During deliberations of the Standing Committee on Finance in drafting a report on the 2025 Fiscal Framework and Revenue Proposals on 1 April 2025, Burke introduced a motion to amend the fiscal framework by removing the proposed 0,5 percent VAT increase. The motion was defeated in favour of an ActionSA proposal, supported by the African National Congress (ANC) and the Inkatha Freedom Party (IFP), to support the VAT increase. The report and the VAT increase were subsequently set aside by the Western Cape High Court on 27 April.
===DA Federal Finance Chairperson: 2026–present===
In March 2026, Burke was revealed as a candidate for the position of Federal Finance Chairperson of the Democratic Alliance, ahead of the DA's Federal Congress in April. He was elected on 12 April 2026, defeating MP Erik Marais and Fanyana Nkosi.

== Kastelo and Reserve Bank investigation ==
In 2026, Burke came under political scrutiny over his association with Kastelo, a South African financial-technology company involved in cryptocurrency arbitrage and other financial services. Kastelo became the subject of regulatory scrutiny by the South African Reserve Bank's Financial Surveillance Department (FinSurv) concerning transactions associated with its cryptocurrency-arbitrage activities. The controversy concerned Kastelo's financial activities and transactions involving approximately R4 billion, which were reported as being subject to scrutiny by the Reserve Bank. The investigation raised questions about the company's compliance with South Africa's exchange-control and financial-surveillance regulations.

Kastelo approached the High Court seeking urgent relief against the action. The court subsequently struck the application from the roll on procedural grounds, including a finding that the matter had not established the requisite urgency. The judgment did not constitute a final determination of the substantive allegations concerning Kastelo's compliance with exchange-control regulations.

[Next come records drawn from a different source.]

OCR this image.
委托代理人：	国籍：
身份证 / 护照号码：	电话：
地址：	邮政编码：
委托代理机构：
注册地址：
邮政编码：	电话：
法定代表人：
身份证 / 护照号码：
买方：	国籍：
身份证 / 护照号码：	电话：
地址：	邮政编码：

The matter became a political controversy because of Burke's association with Kastelo and his position within the Democratic Alliance's parliamentary finance structures. In August 2026, media reports questioned whether Burke's association with the company presented a potential conflict of interest and called for greater disclosure concerning his relationship with Kastelo.

The controversy also generated calls from political parties for Burke to step down from his position as the Democratic Alliance's finance spokesperson pending clarification of the allegations concerning Kastelo..

The reporting concerning the Reserve Bank investigation did not establish that Burke personally committed wrongdoing or that he was himself the subject of a criminal finding. The regulatory action concerned Kastelo and its financial activities, while the political controversy surrounding Burke focused on his association with the company and whether that association was compatible with his political responsibilities.
On 19 August 2026, Burne was removed as the Democratic Alliance's Parliament finance chairperson.